Turns out, the southeast is one of the few places on earth where, when the land is left alone, trees will dominate.

“A lot of the forests we have in the south is abandoned agriculture land,” says Robert Abt, a forestry professor at NC State University. “So, not only is it productive land, but if you leave it alone, it is land that reverts to trees anyway.”

North Carolina has a long history of forestry. Nearly the entire state was clearcut by the beginning of the 20th century to make way for farms. But because of favorable growing conditions, about 60% of the state is now covered with trees.

The vast majority of that forest land – almost 90% – is privately owned. And because this is the South, it’s also largely unregulated – with landowners allowed to do pretty much whatever they want with their land.

“And that’s the way the founders of the United States kind of set it up,” says Pryor Gibson with the North Carolina Forestry Association.

Gibson says many individual forest landowners, like himself, use the land as a secondary source of income. It provides revenue at various times, when the forest is thinned and again when it is clearcut. While no law exists to make him re-plant the trees that serve such a vital role in absorbing carbon, he says it’s in a landowner’s best interest to do so.

“No thoughtful landowner, nobody that got up enough money to buy the land and plant the land, is going to be stupid with the land,” says Gibson.

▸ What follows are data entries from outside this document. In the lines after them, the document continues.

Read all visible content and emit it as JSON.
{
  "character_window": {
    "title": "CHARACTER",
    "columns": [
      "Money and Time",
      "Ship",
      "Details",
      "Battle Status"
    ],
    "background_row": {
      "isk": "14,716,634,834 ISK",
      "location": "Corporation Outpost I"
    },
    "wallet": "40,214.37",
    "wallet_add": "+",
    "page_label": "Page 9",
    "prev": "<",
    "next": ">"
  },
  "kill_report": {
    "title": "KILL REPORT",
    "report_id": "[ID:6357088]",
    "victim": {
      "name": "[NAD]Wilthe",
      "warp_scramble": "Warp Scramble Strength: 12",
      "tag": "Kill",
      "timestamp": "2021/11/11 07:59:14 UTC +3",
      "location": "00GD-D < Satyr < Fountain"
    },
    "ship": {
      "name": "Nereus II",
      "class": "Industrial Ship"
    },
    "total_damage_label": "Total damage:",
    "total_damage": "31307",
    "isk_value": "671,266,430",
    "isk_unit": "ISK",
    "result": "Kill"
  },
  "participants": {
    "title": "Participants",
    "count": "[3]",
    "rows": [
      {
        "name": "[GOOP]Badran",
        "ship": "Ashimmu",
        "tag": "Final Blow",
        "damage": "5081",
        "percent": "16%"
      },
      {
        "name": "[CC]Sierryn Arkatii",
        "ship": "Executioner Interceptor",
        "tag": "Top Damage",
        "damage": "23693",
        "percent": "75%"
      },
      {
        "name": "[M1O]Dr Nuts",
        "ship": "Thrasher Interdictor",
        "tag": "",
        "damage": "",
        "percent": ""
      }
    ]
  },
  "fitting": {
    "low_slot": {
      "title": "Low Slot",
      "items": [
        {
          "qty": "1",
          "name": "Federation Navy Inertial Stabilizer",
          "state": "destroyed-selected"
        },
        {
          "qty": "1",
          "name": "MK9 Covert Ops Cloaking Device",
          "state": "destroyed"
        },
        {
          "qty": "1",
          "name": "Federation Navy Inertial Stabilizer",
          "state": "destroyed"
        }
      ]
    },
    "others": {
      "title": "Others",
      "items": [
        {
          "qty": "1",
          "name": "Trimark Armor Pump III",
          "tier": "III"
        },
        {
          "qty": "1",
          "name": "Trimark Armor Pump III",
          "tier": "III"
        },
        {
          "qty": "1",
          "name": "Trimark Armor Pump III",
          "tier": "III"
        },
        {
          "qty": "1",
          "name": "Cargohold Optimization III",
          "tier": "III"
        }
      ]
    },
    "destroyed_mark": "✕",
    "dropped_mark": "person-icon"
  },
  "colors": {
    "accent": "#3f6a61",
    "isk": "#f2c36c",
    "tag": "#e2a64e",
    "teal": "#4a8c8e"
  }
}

But the landowner could sell the land. The Forestry Association is in a constant battle to, as Gibson says, keep the land “in trees” – and not have landowners choose to convert forest-land to farmland or development.

This is one area where landowners, foresters, and ecologists agree – the more land devoted to trees, the better.

“I agree as an environmental scientist that it’s important to maintain a value on forest, a value on land that’s forested,” says Schlesinger. “Because once it goes to suburban development, shopping centers, gas stations, housing development, that really is lost forever in terms of ecological value.”

To be most effective, the forested land must also be ecologically diverse – and not a forest plantation that won’t support a diverse ecosystem – as well as help to pay the carbon debt.

The exploding market for wood pellets is still not a primary factor in the economics of the forestry industry in North Carolina. Home starts and even the growth of the adult diaper industry are stronger factors in driving wood prices.

But that may change in the future. As many as two-dozen wood pellet plants are planned across the south, as are port facilities in Wilmington and other locations. That will likely drive up the market for hardwoods to make pellets.

Forestry is expected to be a topic during the upcoming Paris Climate Talks – albeit not one that will grab headlines, like the issues surrounding coal. Whatever policies are developed there will be geared toward reducing global warming. But those choices will also significantly alter the landscape – physically and economically – of the southeastern United States for decades to come.